Entre misiones, el jugador regresa al Refugio (Shelter), el centro de operaciones que evoluciona de laboratorio frío y funcional a algo que se parece más a un hogar. Este espacio es la representación física de la relación entre Hugh y Diana: a medida que él trae objetos de la Tierra para ella, el refugio se llena de vida, desorden y personalidad.

Aquí se gestionan las mejoras de armadura, capacidades de hackeo y armamento, con un sistema de progresión claro y satisfactorio. Un toque de encanto especial lo pone el sistema de cartones de bingo administrado por un robot secundario, donde se canjean monedas recolectadas por recompensas que van desde cosméticos hasta herramientas de hackeo de alto nivel. Las misiones de simulación, evocadoras de las misiones VR de la saga Metal Gear, ofrecen además desafíos de plataformas y combate fuera de la campaña principal para los jugadores que buscan el cien por ciento.

Un Portento Técnico

A nivel técnico, Pragmata es una demostración de lo que el RE Engine puede lograr en manos expertas. Pero más allá del rendimiento bruto, lo que distingue visualmente al juego es la colaboración con Shoji Kawamori, el legendario diseñador de Macross.
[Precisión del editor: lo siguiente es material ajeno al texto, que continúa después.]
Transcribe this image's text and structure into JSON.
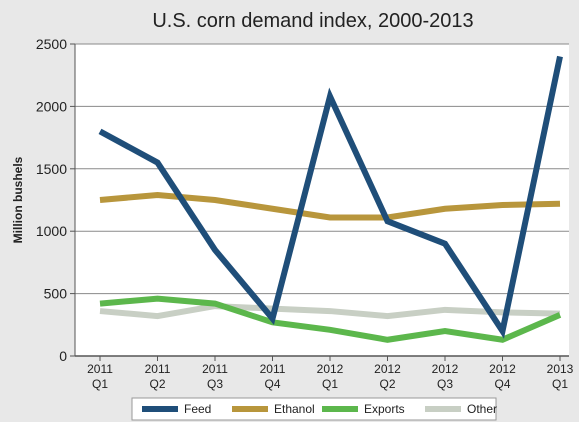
{
  "chart_data": {
    "type": "line",
    "title": "U.S.  corn demand index, 2000-2013",
    "ylabel": "Million bushels",
    "xlabel": "",
    "ylim": [
      0,
      2500
    ],
    "yticks": [
      "0",
      "500",
      "1000",
      "1500",
      "2000",
      "2500"
    ],
    "categories": [
      [
        "2011",
        "Q1"
      ],
      [
        "2011",
        "Q2"
      ],
      [
        "2011",
        "Q3"
      ],
      [
        "2011",
        "Q4"
      ],
      [
        "2012",
        "Q1"
      ],
      [
        "2012",
        "Q2"
      ],
      [
        "2012",
        "Q3"
      ],
      [
        "2012",
        "Q4"
      ],
      [
        "2013",
        "Q1"
      ]
    ],
    "grid": true,
    "legend_position": "bottom",
    "series": [
      {
        "name": "Feed",
        "color": "#1f4e79",
        "values": [
          1800,
          1550,
          850,
          300,
          2080,
          1080,
          900,
          200,
          2400
        ]
      },
      {
        "name": "Ethanol",
        "color": "#b8963c",
        "values": [
          1250,
          1290,
          1250,
          1180,
          1110,
          1110,
          1180,
          1210,
          1220
        ]
      },
      {
        "name": "Exports",
        "color": "#5cb74c",
        "values": [
          420,
          460,
          420,
          270,
          210,
          130,
          200,
          130,
          330
        ]
      },
      {
        "name": "Other",
        "color": "#c8cfc4",
        "values": [
          360,
          320,
          400,
          380,
          360,
          320,
          370,
          350,
          340
        ]
      }
    ]
  }
}
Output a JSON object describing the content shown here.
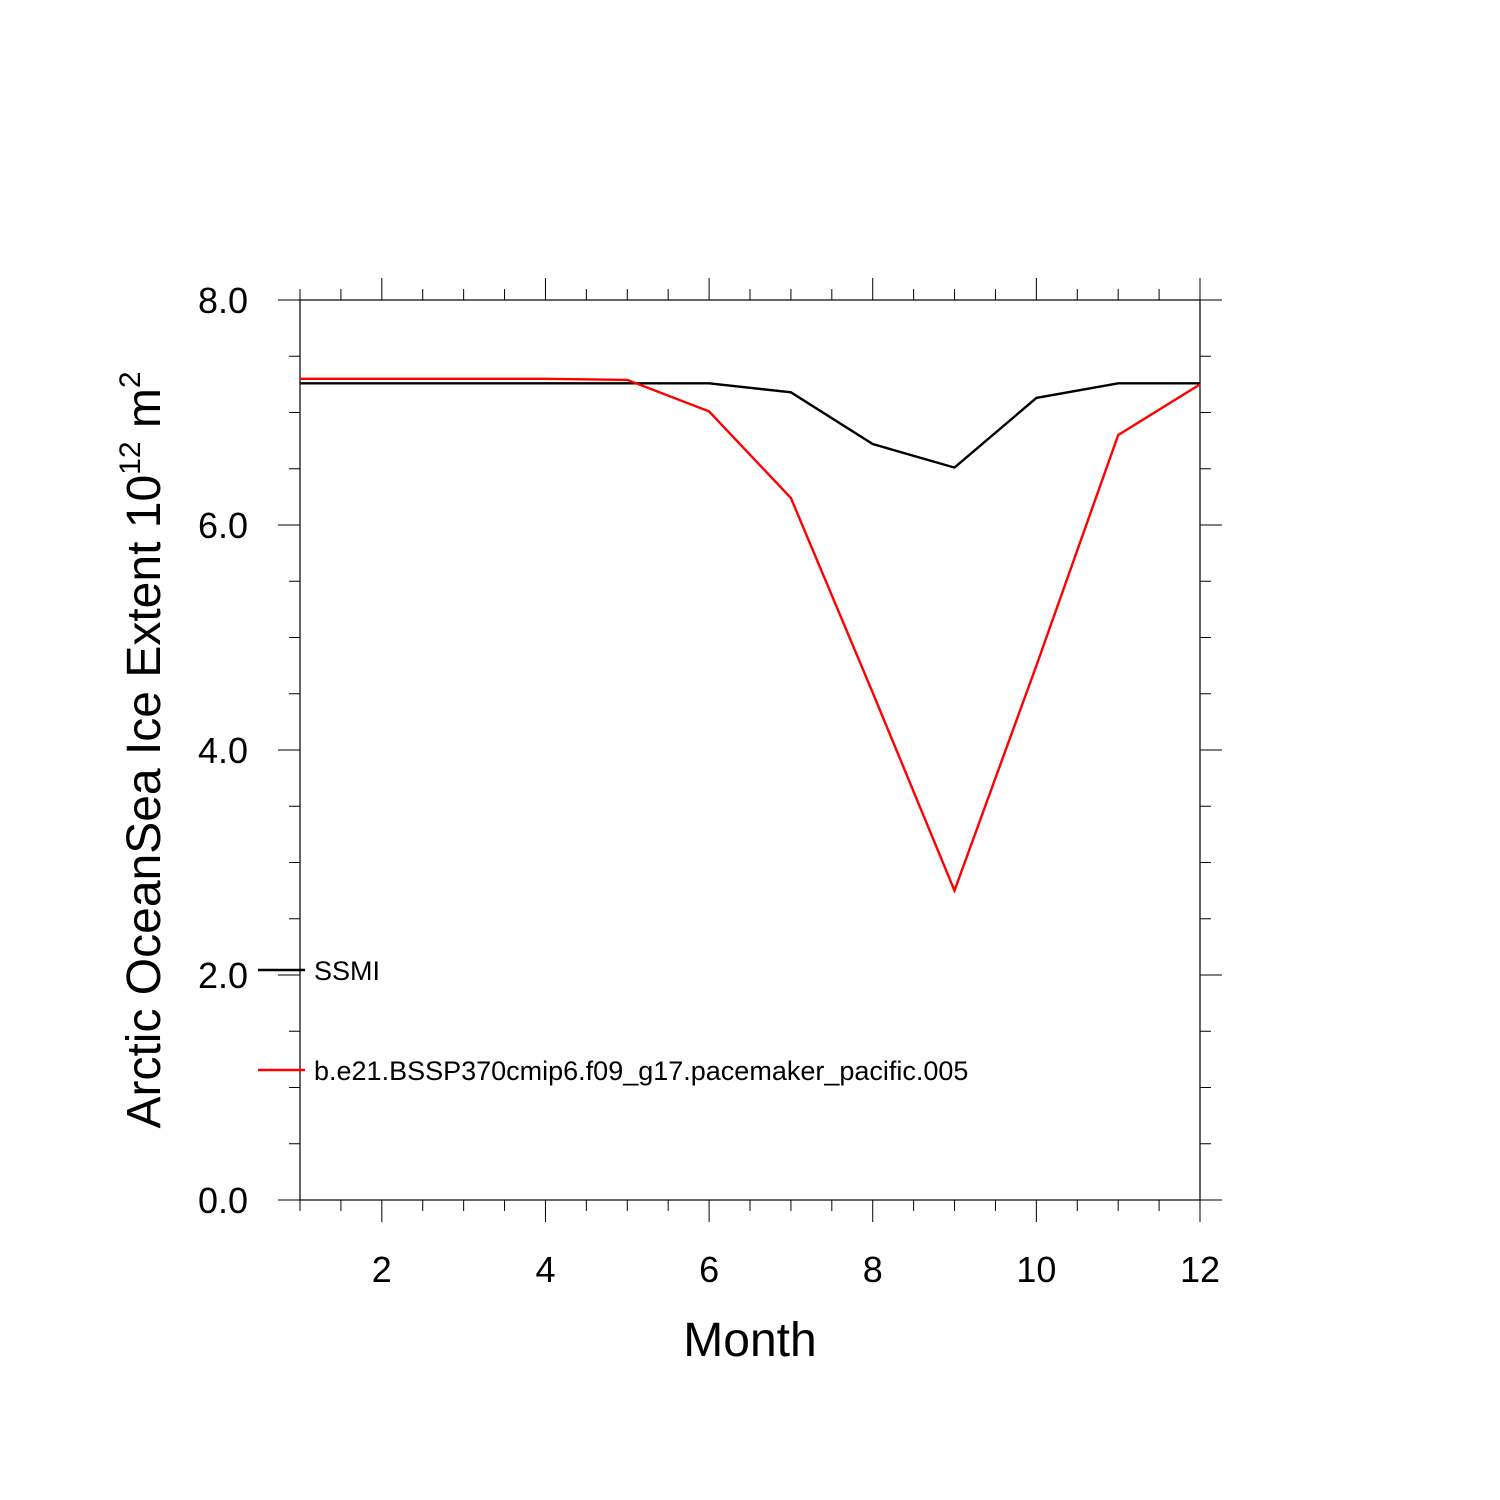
{
  "chart_data": {
    "type": "line",
    "title": "",
    "xlabel": "Month",
    "ylabel": {
      "text": "Arctic OceanSea Ice Extent 10",
      "exponent": "12",
      "unit": "m",
      "unit_exponent": "2"
    },
    "xlim": [
      1,
      12
    ],
    "ylim": [
      0,
      8
    ],
    "x_ticks": [
      2,
      4,
      6,
      8,
      10,
      12
    ],
    "x_tick_labels": [
      "2",
      "4",
      "6",
      "8",
      "10",
      "12"
    ],
    "y_ticks": [
      0,
      2,
      4,
      6,
      8
    ],
    "y_tick_labels": [
      "0.0",
      "2.0",
      "4.0",
      "6.0",
      "8.0"
    ],
    "x": [
      1,
      2,
      3,
      4,
      5,
      6,
      7,
      8,
      9,
      10,
      11,
      12
    ],
    "series": [
      {
        "name": "SSMI",
        "color": "#000000",
        "values": [
          7.26,
          7.26,
          7.26,
          7.26,
          7.26,
          7.26,
          7.18,
          6.72,
          6.51,
          7.13,
          7.26,
          7.26
        ]
      },
      {
        "name": "b.e21.BSSP370cmip6.f09_g17.pacemaker_pacific.005",
        "color": "#ff0000",
        "values": [
          7.3,
          7.3,
          7.3,
          7.3,
          7.29,
          7.01,
          6.24,
          4.51,
          2.75,
          4.75,
          6.8,
          7.25
        ]
      }
    ],
    "grid": false,
    "legend_position": "lower-left"
  }
}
Su influencia se siente en cada traje espacial, en la articulación retorcida de los robots enemigos y en la arquitectura orgánica-mecánica de la base lunar. Es un juego que se ve como ningún otro.
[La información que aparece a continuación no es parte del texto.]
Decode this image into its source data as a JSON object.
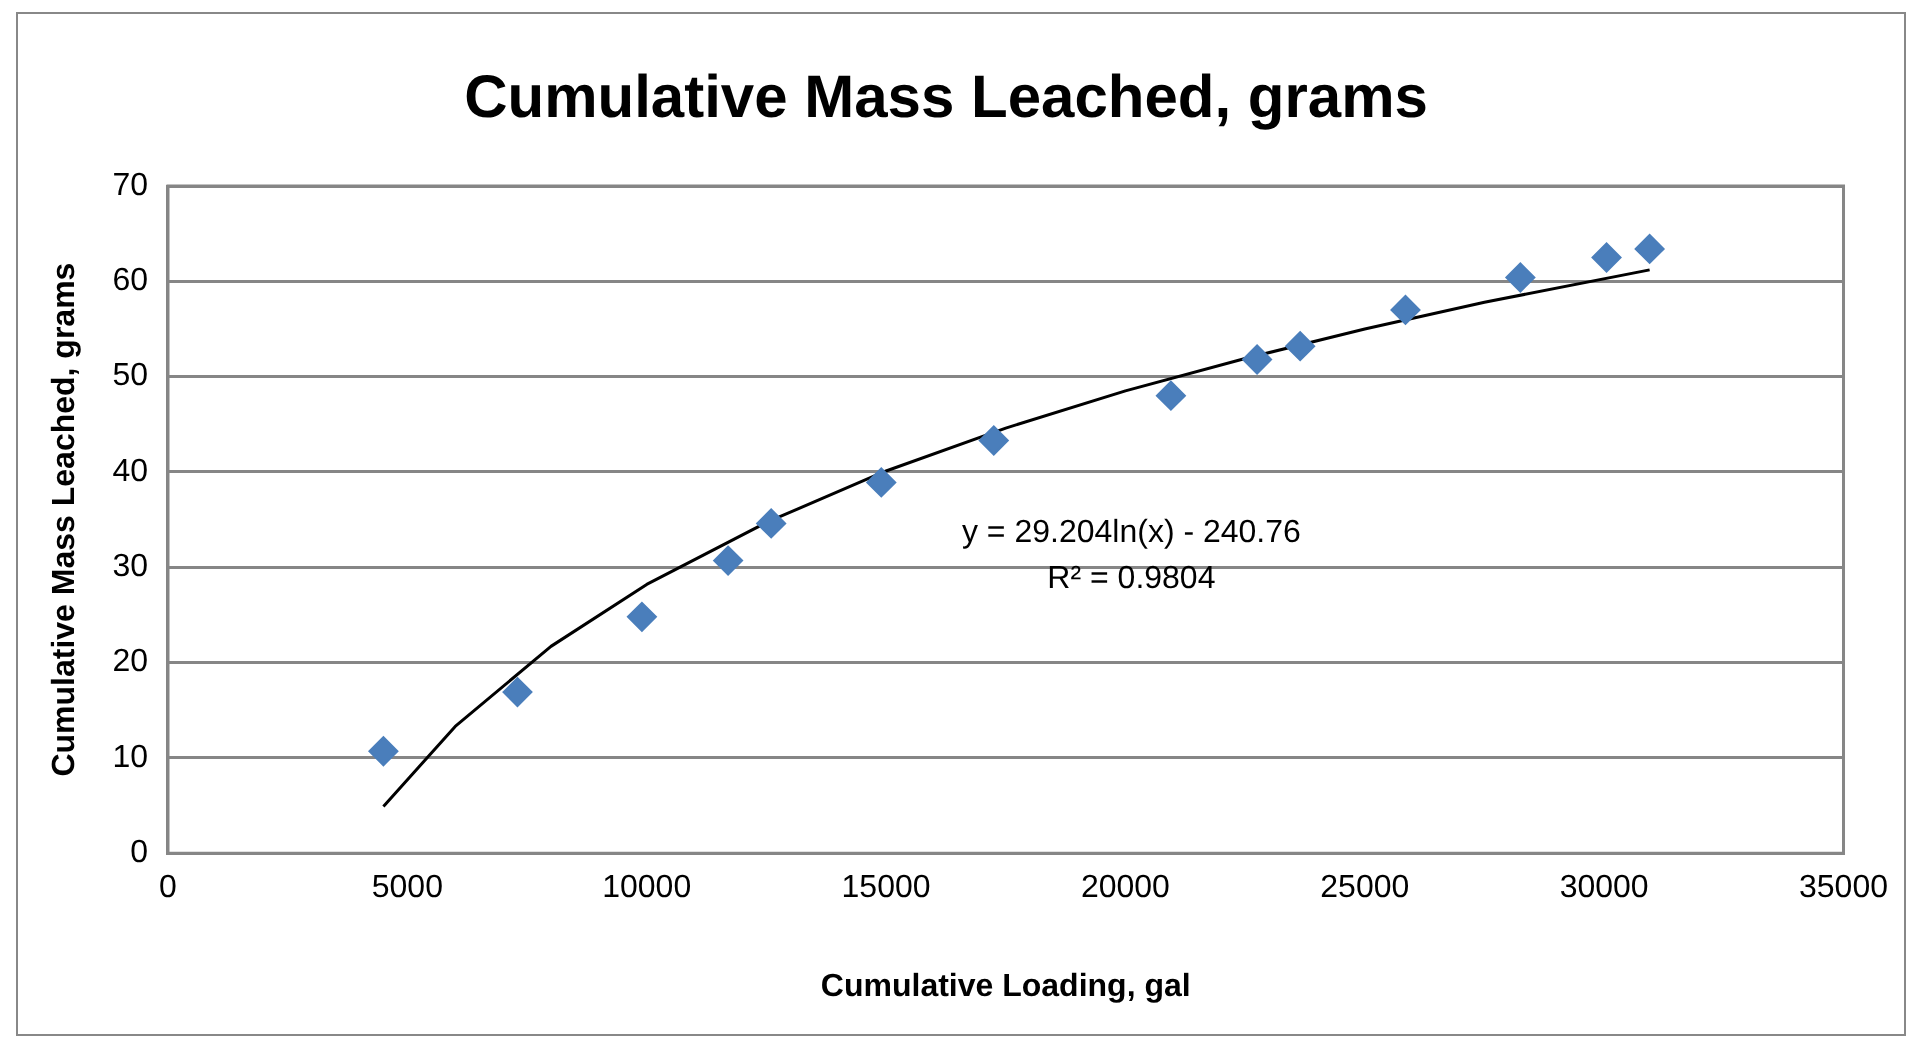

El diseño sonoro acompaña a la altura: música techno pulsante que convierte cada enfrentamiento en una coreografía de adrenalina, y melodías etéreas y minimalistas que refuerzan el silencio inquietante del espacio entre misiones.

Veredicto

Pragmata no es un juego sin fisuras. Su estructura de niveles tiende hacia lo lineal, y algunos tropos narrativos sobre inteligencias artificiales rebeldes pueden sentirse predecibles para los jugadores más avezados en el género. Pero estas son críticas menores ante la magnitud de lo que Capcom ha construido.

Este es un juego que sabe exactamente lo que quiere ser y lo ejecuta con una confianza que resulta refrescante. No hay mundos abiertos rellenos de marcadores, ni pases de batalla, ni servicios en vivo. Solo una historia bien contada, un sistema de combate profundo y memorable, y una relación entre dos personajes que se queda contigo mucho después de los créditos finales. Con contenido postjuego generoso —incluyendo la dificultad Lunatic y los desafíos de señal desconocida— el valor del paquete es más que justificado.

Capcom lleva una racha histórica, y Pragmata no solo la continúa: la eleva. Bienvenida sea la nueva franquicia.

Pragmata está disponible para PlayStation 5, Windows, Xbox Series X|S y Nintendo Switch 2. La versión para hacer la reseña fue para Xbox. Gracias a Capcom por brindarnos una copia del juego.